Now, this spring, we planted potatoes and we expected to harvest potatoes, barring a unexpected calamitous happening. And throughout the year, we did what we could to ensure that our faith would not be misplaced. We tilled, hilled, weeded, fertilized and picked those nasty bugs. But probably the biggest thing we did was the actual planting. It sounds elementary, I know, but too often I think this gets overlooked. Once those seeds were planted, it really wasn’t that hard to maintain natural growth. It just comes naturally. What is hard is the upkeep of what has been planted.

All this applies to our life in the natural sense as well. We implement a new idea or a different aspect to our heretofore normal routine. If we aren’t careful, we quickly fall back into that old habit.

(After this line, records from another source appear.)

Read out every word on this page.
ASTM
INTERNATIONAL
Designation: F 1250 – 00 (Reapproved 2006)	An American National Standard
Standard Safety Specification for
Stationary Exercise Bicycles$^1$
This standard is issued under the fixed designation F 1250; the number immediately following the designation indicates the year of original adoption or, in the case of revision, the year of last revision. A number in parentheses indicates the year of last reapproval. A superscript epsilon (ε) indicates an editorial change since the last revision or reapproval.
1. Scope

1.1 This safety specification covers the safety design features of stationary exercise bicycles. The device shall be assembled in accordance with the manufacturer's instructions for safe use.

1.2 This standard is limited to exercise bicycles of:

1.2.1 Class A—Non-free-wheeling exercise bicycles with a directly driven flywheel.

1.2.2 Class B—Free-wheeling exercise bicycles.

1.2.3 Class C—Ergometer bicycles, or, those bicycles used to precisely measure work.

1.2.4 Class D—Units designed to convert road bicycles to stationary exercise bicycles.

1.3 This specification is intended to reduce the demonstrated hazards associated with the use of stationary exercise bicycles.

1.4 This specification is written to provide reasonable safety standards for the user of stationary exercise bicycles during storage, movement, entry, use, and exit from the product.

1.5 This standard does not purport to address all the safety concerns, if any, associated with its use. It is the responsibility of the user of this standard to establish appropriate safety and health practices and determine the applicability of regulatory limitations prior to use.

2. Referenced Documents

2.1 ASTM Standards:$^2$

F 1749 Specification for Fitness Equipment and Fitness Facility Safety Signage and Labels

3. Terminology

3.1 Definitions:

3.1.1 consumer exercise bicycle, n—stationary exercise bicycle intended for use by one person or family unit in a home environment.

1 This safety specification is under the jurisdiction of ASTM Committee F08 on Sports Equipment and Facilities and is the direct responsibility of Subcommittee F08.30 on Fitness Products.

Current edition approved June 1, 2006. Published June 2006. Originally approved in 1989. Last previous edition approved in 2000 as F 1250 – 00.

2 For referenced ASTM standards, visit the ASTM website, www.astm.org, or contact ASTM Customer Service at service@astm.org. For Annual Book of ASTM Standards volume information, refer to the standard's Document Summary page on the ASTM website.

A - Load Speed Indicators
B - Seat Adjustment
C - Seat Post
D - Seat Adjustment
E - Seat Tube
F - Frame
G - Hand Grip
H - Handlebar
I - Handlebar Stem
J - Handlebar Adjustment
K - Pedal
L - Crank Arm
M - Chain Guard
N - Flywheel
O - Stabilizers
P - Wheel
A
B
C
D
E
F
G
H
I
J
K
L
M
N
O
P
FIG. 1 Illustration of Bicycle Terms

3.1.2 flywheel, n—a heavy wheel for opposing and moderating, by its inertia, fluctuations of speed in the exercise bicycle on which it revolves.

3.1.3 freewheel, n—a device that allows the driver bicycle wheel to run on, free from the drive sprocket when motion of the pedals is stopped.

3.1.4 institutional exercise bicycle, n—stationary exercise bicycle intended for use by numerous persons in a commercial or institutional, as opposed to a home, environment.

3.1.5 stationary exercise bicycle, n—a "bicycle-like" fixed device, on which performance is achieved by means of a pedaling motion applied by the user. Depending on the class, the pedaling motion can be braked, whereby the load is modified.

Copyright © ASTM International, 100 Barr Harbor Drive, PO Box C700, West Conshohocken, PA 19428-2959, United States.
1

Nevermind that what we had started to do was better for us, else why would we have started it? We wouldn’t have, that’s the bottom line. But we are lazy by nature and take the easiest route. And if this new habit/routine/idea that we started is too hard, we tend to just drop it. That’s the easiest thing to do. I think of this as New Year’s Day looms and people make resolutions to do better, to quit this habit or that one and to improve their life in some measure. They may succeed for awhile, 1 or 2 months at the most. But the bulk of them will not make those resolutions stick. Why? For the reasons I mentioned. We, humans, take the easiest route in things.

So don’t take the easy route. Take the hard route. It’s more difficult and takes more effort but there are less people on it. If it were easy, there would be more people travelling there. It’s also more rewarding. Persevere…push on…climb….succeed!!! Someday you’ll reach the top. See you there!!


note: this was a draft from back in September. No we don’t dig potatoes in late December. 🙂 I finalized it and turned it into a New Year’s Day post. thanks!